Alan Gunner, Business Development Director, Adjuno explores what changes retailers should make to their supply chain to keep up with the ever-changing trade agreements following the news that President Trump has decided to move forward with a 10% tariff on an additional $200bn worth of goods from China,.
“The trade wars between the US and China are ramping up. And with President Trump placing a 10% tariff on an additional $200bn worth of goods from China, this country’s role within the global supply chain is weakening by the day. It’s no longer a low-cost environment and it is clear that there is now growing pressure to move away from a China-centric supply chain model, as more retailers and customers across the globe feel the brunt of this decision.
But this is not a simple shift: moving sourcing away from China will have significant implications for the whole supply chain. There is not a single location that can replicate the depth of production options available in China: instead companies will by default end up with more and more locations, not just across the US but in other countries. Therefore organisations will need to ensure the right controls are in place, supported by real-time insight, to minimise any customer impact as a result of change. By delivering even more detailed location and performance data, retailers will be able to achieve new levels of agility and responsiveness. And to do this organisations need the right tools: by implementing new technologies and facilitating better relationships with their suppliers, retailers will be able to achieve greater levels of insight into the supply chain, driving the continual improvements needed to explore and exploit new markets. Resilience is fast becoming a priority and it is this full visibility of the supply chain that will enable retailers to keep up with the ever-changing trade agreements.

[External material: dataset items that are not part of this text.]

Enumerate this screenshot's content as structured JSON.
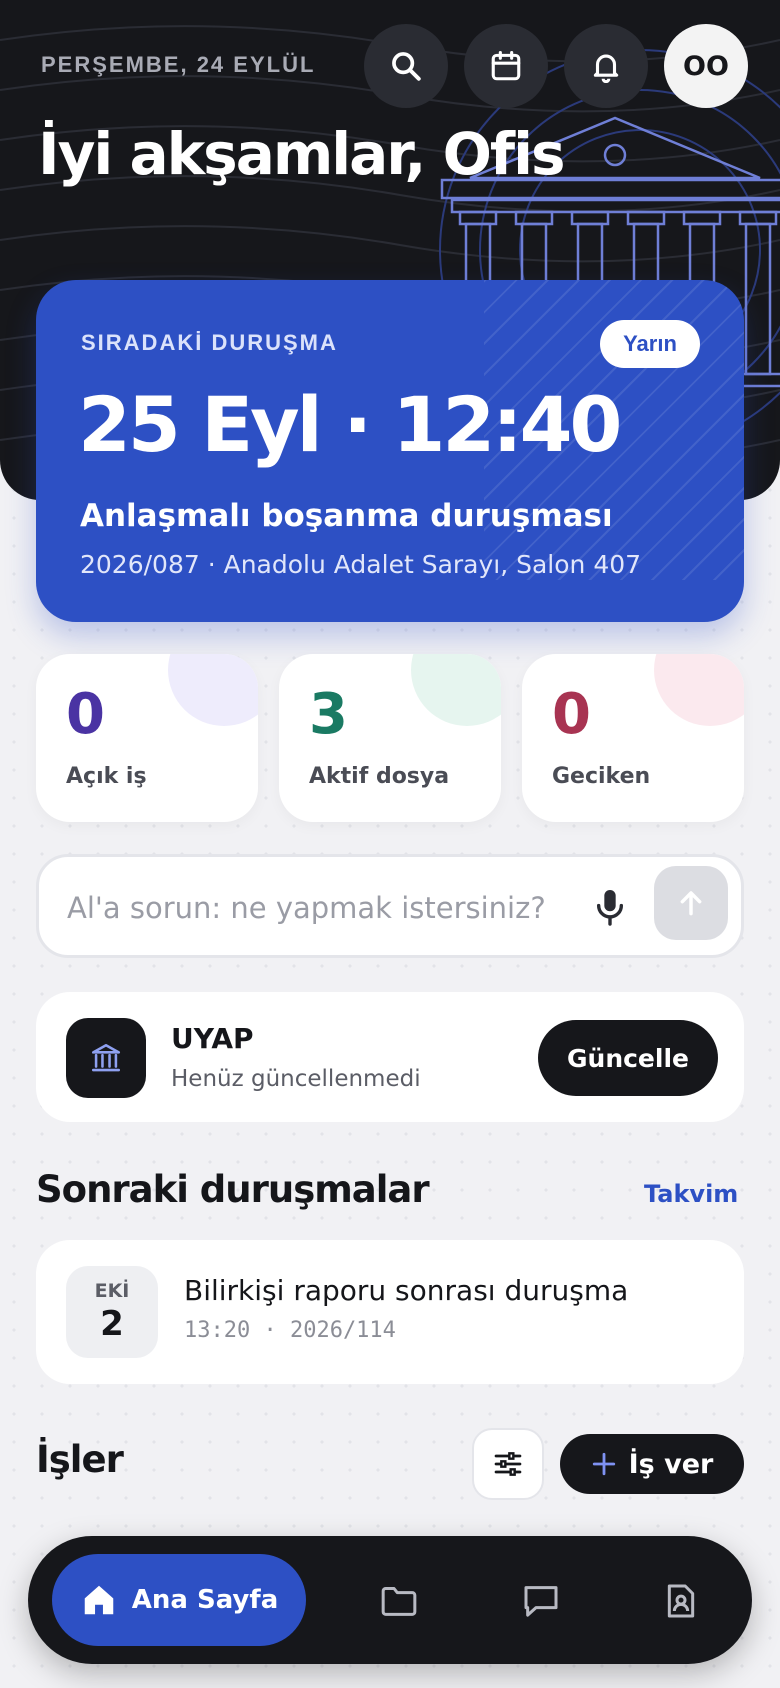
{
  "header": {
    "date": "PERŞEMBE, 24 EYLÜL",
    "greeting": "İyi akşamlar, Ofis",
    "avatar_initials": "OO",
    "icons": [
      "search-icon",
      "calendar-icon",
      "bell-icon"
    ]
  },
  "next_hearing": {
    "label": "SIRADAKİ DURUŞMA",
    "badge": "Yarın",
    "datetime": "25 Eyl · 12:40",
    "title": "Anlaşmalı boşanma duruşması",
    "details": "2026/087 · Anadolu Adalet Sarayı, Salon 407"
  },
  "stats": [
    {
      "value": "0",
      "label": "Açık iş",
      "color": "#4a33a3",
      "blob": "#eeecfc"
    },
    {
      "value": "3",
      "label": "Aktif dosya",
      "color": "#1a7a63",
      "blob": "#e6f5ef"
    },
    {
      "value": "0",
      "label": "Geciken",
      "color": "#a83452",
      "blob": "#fbe9ee"
    }
  ],
  "ask": {
    "placeholder": "Al'a sorun: ne yapmak istersiniz?"
  },
  "uyap": {
    "title": "UYAP",
    "status": "Henüz güncellenmedi",
    "button": "Güncelle"
  },
  "upcoming": {
    "title": "Sonraki duruşmalar",
    "link": "Takvim",
    "items": [
      {
        "month": "EKİ",
        "day": "2",
        "title": "Bilirkişi raporu sonrası duruşma",
        "meta": "13:20 · 2026/114"
      }
    ]
  },
  "tasks": {
    "title": "İşler",
    "add_button": "İş ver"
  },
  "nav": {
    "active_label": "Ana Sayfa",
    "items": [
      "home-icon",
      "folder-icon",
      "chat-icon",
      "profile-document-icon"
    ]
  },
  "colors": {
    "dark": "#16171b",
    "accent": "#2d50c4",
    "background": "#f1f1f4"
  }
}
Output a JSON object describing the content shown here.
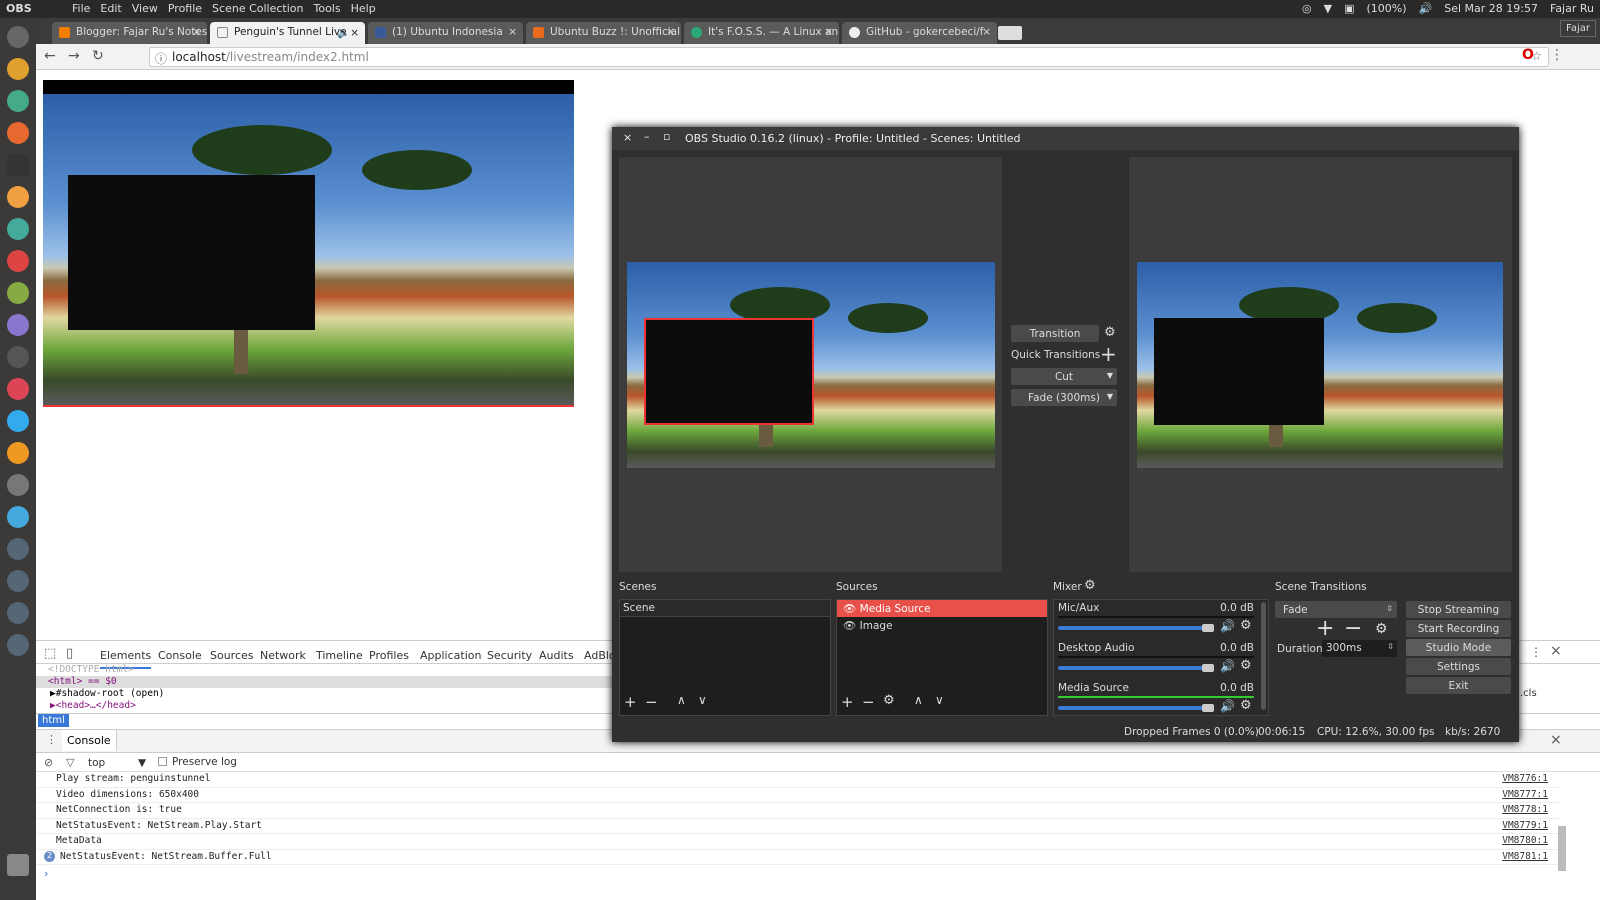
{
  "topbar": {
    "app": "OBS",
    "menu": [
      "File",
      "Edit",
      "View",
      "Profile",
      "Scene Collection",
      "Tools",
      "Help"
    ],
    "battery": "(100%)",
    "datetime": "Sel Mar 28 19:57",
    "user": "Fajar Ru"
  },
  "browser": {
    "tabs": [
      {
        "title": "Blogger: Fajar Ru's Notes",
        "color": "#f57d00"
      },
      {
        "title": "Penguin's Tunnel Live",
        "color": "#ffffff"
      },
      {
        "title": "(1) Ubuntu Indonesia",
        "color": "#3b5998"
      },
      {
        "title": "Ubuntu Buzz !: Unofficial",
        "color": "#e86a1c"
      },
      {
        "title": "It's F.O.S.S. — A Linux and",
        "color": "#2aa876"
      },
      {
        "title": "GitHub - gokercebeci/f",
        "color": "#222222"
      }
    ],
    "profile": "Fajar",
    "url_host": "localhost",
    "url_path": "/livestream/index2.html"
  },
  "devtools": {
    "tabs": [
      "Elements",
      "Console",
      "Sources",
      "Network",
      "Timeline",
      "Profiles",
      "Application",
      "Security",
      "Audits",
      "AdBlock"
    ],
    "dom": {
      "doctype": "<!DOCTYPE html>",
      "html": "<html> == $0",
      "shadow": "#shadow-root (open)",
      "head": "<head>…</head>"
    },
    "breadcrumb": "html",
    "drawer_tab": "Console",
    "context": "top",
    "preserve_log": "Preserve log",
    "cls": ".cls",
    "logs": [
      {
        "text": "Play stream: penguinstunnel",
        "src": "VM8776:1"
      },
      {
        "text": "Video dimensions: 650x400",
        "src": "VM8777:1"
      },
      {
        "text": "NetConnection is: true",
        "src": "VM8778:1"
      },
      {
        "text": "NetStatusEvent: NetStream.Play.Start",
        "src": "VM8779:1"
      },
      {
        "text": "MetaData",
        "src": "VM8780:1"
      },
      {
        "text": "NetStatusEvent: NetStream.Buffer.Full",
        "src": "VM8781:1",
        "count": "2"
      }
    ]
  },
  "obs": {
    "title": "OBS Studio 0.16.2 (linux) - Profile: Untitled - Scenes: Untitled",
    "transition_btn": "Transition",
    "quick_transitions": "Quick Transitions",
    "cut": "Cut",
    "fade300": "Fade (300ms)",
    "scenes": {
      "label": "Scenes",
      "items": [
        "Scene"
      ]
    },
    "sources": {
      "label": "Sources",
      "items": [
        "Media Source",
        "Image"
      ]
    },
    "mixer": {
      "label": "Mixer",
      "channels": [
        {
          "name": "Mic/Aux",
          "db": "0.0 dB"
        },
        {
          "name": "Desktop Audio",
          "db": "0.0 dB"
        },
        {
          "name": "Media Source",
          "db": "0.0 dB"
        }
      ]
    },
    "scene_transitions": {
      "label": "Scene Transitions",
      "selected": "Fade",
      "duration_label": "Duration",
      "duration": "300ms"
    },
    "controls": [
      "Stop Streaming",
      "Start Recording",
      "Studio Mode",
      "Settings",
      "Exit"
    ],
    "status": {
      "dropped": "Dropped Frames 0 (0.0%)",
      "time": "00:06:15",
      "cpu": "CPU: 12.6%, 30.00 fps",
      "kbs": "kb/s: 2670"
    },
    "accent": "#e8504a"
  }
}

The fact is that as the tensions between America and China continue to grow, China will become less and less attractive as a sourcing location and the rising trade wars will further push retailers to drastically rethink their supply chain operations. But it is those organisations who embrace this change and add intelligence to their decision making who will be best placed to minimise any risk of customer disruption and plan for a very different, very profitable, future.”